Vocalises ménagères
La technologie l'a décidé, on parlera à tout le monde, à tout, et à n'importe quoi. A son portable, son frigo, sa cuisinière. Attention à la surchauffe!
Les psychiatres ont déjà étudié les conséquences des faux portables sur leurs utilisateurs. A force de parler dans le vide, les risques de dédoublement de personnalité sont bien réels. Ils pourront bientôt s’atteler aux incidences d’une innovation appelée à se généraliser: la reconnaissance vocale.
Toujours plus nombreux, les téléphones portables tendent pourtant à devenir invisibles, sous le double effet de la miniaturisation et de la capacité de l’Homme à «épauloreiller» ce nouveau goitre avec un naturel qui frise l’inné. La lutte contre les nuisances sonores touche à sa fin, depuis la généralisation des vibreurs qui ne chatouillent que l’appelé.
A ce stade d’évolution positive, la technologie nous impose une innovation paradoxale: alors que tout a été mis en œuvre pour qu’un appel arrive le plus discrètement possible, voilà que la reconnaissance vocale nous encourage à aboyer un nom pour composer le numéro y correspondant. D’une voix d’autant plus forte que l’endroit est bruyant, mais toujours sèche et intelligible pour que «Portable» comprenne correctement. Exclu d’avaler ses mots ou de murmurer. Les dresseurs canins le savent depuis toujours, Rex répond mieux lorsque l’ordre claque. Pensez également, si vous ne voulez pas vous égosiller, à rebaptiser Marie-Caroline, en Ricar(d). Et tant pis, assumez si au bistrot le garçon vous regarde de travers quand vous l’aurez rappelée cinq fois. De la matière brute pour une éventuelle suite au célèbre «Répondeur» de Muriel Robin…

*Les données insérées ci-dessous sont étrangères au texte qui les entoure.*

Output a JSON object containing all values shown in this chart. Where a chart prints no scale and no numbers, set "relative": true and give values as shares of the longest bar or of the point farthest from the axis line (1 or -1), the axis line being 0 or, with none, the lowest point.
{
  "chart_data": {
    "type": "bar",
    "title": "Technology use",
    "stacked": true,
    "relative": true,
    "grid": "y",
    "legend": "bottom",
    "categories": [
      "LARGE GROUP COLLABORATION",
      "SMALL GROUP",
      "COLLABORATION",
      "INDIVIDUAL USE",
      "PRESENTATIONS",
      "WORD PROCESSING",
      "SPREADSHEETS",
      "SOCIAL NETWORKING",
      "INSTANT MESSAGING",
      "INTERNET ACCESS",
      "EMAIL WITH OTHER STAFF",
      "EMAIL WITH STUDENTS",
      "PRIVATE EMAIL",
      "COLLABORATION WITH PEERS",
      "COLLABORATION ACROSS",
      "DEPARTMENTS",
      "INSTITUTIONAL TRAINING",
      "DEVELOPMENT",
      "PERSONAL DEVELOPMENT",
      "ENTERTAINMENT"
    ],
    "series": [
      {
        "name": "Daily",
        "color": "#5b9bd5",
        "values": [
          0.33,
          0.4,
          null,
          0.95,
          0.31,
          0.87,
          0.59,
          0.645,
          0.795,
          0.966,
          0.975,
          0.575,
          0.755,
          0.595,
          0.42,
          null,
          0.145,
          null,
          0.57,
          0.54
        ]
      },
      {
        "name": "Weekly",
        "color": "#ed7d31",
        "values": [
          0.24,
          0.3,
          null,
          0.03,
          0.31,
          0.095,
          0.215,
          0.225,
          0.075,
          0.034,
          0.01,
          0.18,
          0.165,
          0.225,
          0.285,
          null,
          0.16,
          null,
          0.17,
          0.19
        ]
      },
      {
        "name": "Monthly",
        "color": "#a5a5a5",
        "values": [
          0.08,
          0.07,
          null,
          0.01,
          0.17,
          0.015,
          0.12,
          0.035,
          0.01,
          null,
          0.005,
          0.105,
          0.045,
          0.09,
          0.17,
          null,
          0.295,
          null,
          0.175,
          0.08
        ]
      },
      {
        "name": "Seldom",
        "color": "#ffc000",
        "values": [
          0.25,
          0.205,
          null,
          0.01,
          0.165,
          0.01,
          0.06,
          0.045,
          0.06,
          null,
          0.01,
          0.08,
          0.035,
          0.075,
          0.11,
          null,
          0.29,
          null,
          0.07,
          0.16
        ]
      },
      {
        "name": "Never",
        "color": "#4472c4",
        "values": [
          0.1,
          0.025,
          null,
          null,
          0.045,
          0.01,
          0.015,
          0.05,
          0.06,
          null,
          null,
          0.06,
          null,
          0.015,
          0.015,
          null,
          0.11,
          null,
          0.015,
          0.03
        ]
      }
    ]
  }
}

La reconnaissance vocale sonne le glas de la discrétion et inaugure une nouvelle forme de name dropping. L’ère des glapisseurs verra la rue résonner de noms et surnoms qui multiplieront les quiproquos.
Cette technologie facilitera la vie des personnes handicapées. Mais elle pourrait bien semer la zizanie dans celle des Betty Bossi. Philips annonce le premier tablier de cuisine avec microphone incorporé, annonciateur de l’ère des Robocook. Il servira, en complément de la fameuse recon- naissance vocale, à intimer des ordres à sa cuisine. Assurément parfait, si on se contente de réchauffer une soupe: «Plaque, chauffe à 180°». Mais en général, il faut sortir la crème du frigo «frigo, ouvre-toi», réchauffer les assiettes au micro-ondes «micro-ondes, allume-toi», préparer la béchamel «plaque avant gauche, température constante» et surveiller le soufflé «four, reste fermé», le tout en simultané, parce que les invités vont arriver. Et ça ne manque pas, on sonne à l’interphone. Vous lâchez la spatule sans pour autant quitter votre tablier. «Je t’ouvre la porte, monte vite, tu dois geler, c’est l’appartement de droite.» Vous voyez se profiler l’anarchie? La porte du four qui s’ouvre, le soufflé qui dégonfle, la cuisinière à côté de ses plaques… Version tutti frutti pour deux, voici l’extrait d’une version pastiche du «Facteur sonne toujours deux fois». Jessica sur la table, tablier mis mais retroussé, les soupirs entrecoupés d’un «oui, non, plus fort»… . Jack, soucieux, de lui susurrer: «Chhhuut, chérie, moins fort, le congèl’ risque de nous entendre.» C’est vrai, il ne faudrait pas minimiser l’effet de propos torrides sur un congélateur docile, tout prêt à se dégeler aussi vite que Jessica.
On vit à l’époque du tout communiquant. On a tous récité ses devoirs, parlé sous la douche et répété devant son miroir. On aboie désormais à son mobile, on glapira demain des ordres à sa cuisinière. Restera à engueuler un tablier passif, si le dîner est raté. Conséquence d’un progrès aigre-doux, ce sera toujours ça de gagné.